Uber CEO Travis Kalanick sent a memo to his employees today, announcing a series of moves to quell the growing outrage over serious allegations of sexism and sexual harassment at the car-hailing company.
In it, he said he hired outside counsel, led by former U.S. Attorney General Eric Holder, to investigate the charges by a former female engineer and also the wider cultural problems across Uber. It was already announced that board member Arianna Huffington and HR head Liane Hornsey will also be part of the investigation. Also added to the team: Associate general counsel Angela Padilla.
Huffington and Hornsey will also be conducting one-on-one “listening sessions” with staff after an all-hands meeting tomorrow.
Said Kalanick: “I believe in creating a workplace where a deep sense of justice underpins everything we do. Every Uber employee should be proud of the culture we have and what we will build together over time. What is driving me through all this is a determination that we take what’s happened as an opportunity to heal wounds of the past and set a new standard for justice in the workplace. It is my number one priority that we come through this a better organization, where we live our values and fight for and support those who experience injustice.”
That justice line might ring false to some and definitely too little too late for many, since the company has had a series of missteps — a kind way of putting it — related to women. That includes tasteless ads, rude remarks from Kalanick, bizarre threats aimed at a female reporter by a top exec and, perhaps most importantly, allegations that Uber has not taken the safety of women passengers seriously enough.

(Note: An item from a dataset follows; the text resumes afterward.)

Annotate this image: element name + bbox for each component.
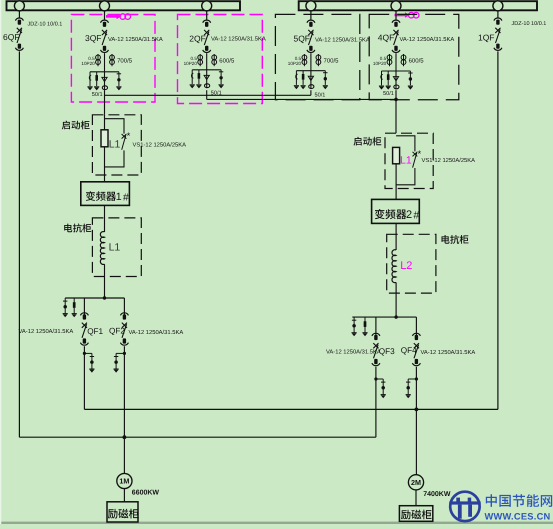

In addition, the company got in deep trouble recently around the immigration ban, from the way it reacted to a recent taxi strike to Kalanick’s service on President Donald J. Trump’s business advisory board, from which he recently resigned. The result was a massive online protest under the #deleteUber hashtag, which resulted in more than 200,000 account deletions.
Kalanick also said he would release diversity numbers, which he had declined to do in the past. He revealed that 15.1 percent of its technical staff were women, although he did not provide more specifics, compared to 17 percent of Facebook employees and 18 percent at Google. But lower numbers he cited for Twitter were inaccurate.
There will be more information to come, he promised.
Here is Kalanick’s memo in full:
It’s been a tough 24 hours. I know the company is hurting, and understand everyone has been waiting for more information on where things stand and what actions we are going to take.
First, Eric Holder, former US Attorney General under President Obama, and Tammy Albarran -- both partners at the leading law firm Covington & Burling-- will conduct an independent review into the specific issues relating to the work place environment raised by Susan Fowler, as well as diversity and inclusion at Uber more broadly. Joining them will be Arianna Huffington, who sits on Uber’s board, Liane Hornsey, our recently hired Chief Human Resources Officer, and Angela Padilla, our Associate General Counsel. I expect them to conduct this review in short order.
Second, Arianna is flying out to join me and Liane at our all hands meeting tomorrow to discuss what’s happened and next steps. Arianna and Liane will also be doing smaller group and one-on-one listening sessions to get your feedback directly.
Third, there have been many questions about the gender diversity of Uber’s technology teams. If you look across our engineering, product management, and scientist roles, 15.1% of employees are women and this has not changed substantively in the last year. As points of reference, Facebook is at 17%, Google at 18% and Twitter is at 10%. Liane and I will be working to publish a broader diversity report for the company in the coming months.
I believe in creating a workplace where a deep sense of justice underpins everything we do. Every Uber employee should be proud of the culture we have and what we will build together over time. What is driving me through all this is a determination that we take what’s happened as an opportunity to heal wounds of the past and set a new standard for justice in the workplace. It is my number one priority that we come through this a better organization, where we live our values and fight for and support those who experience injustice.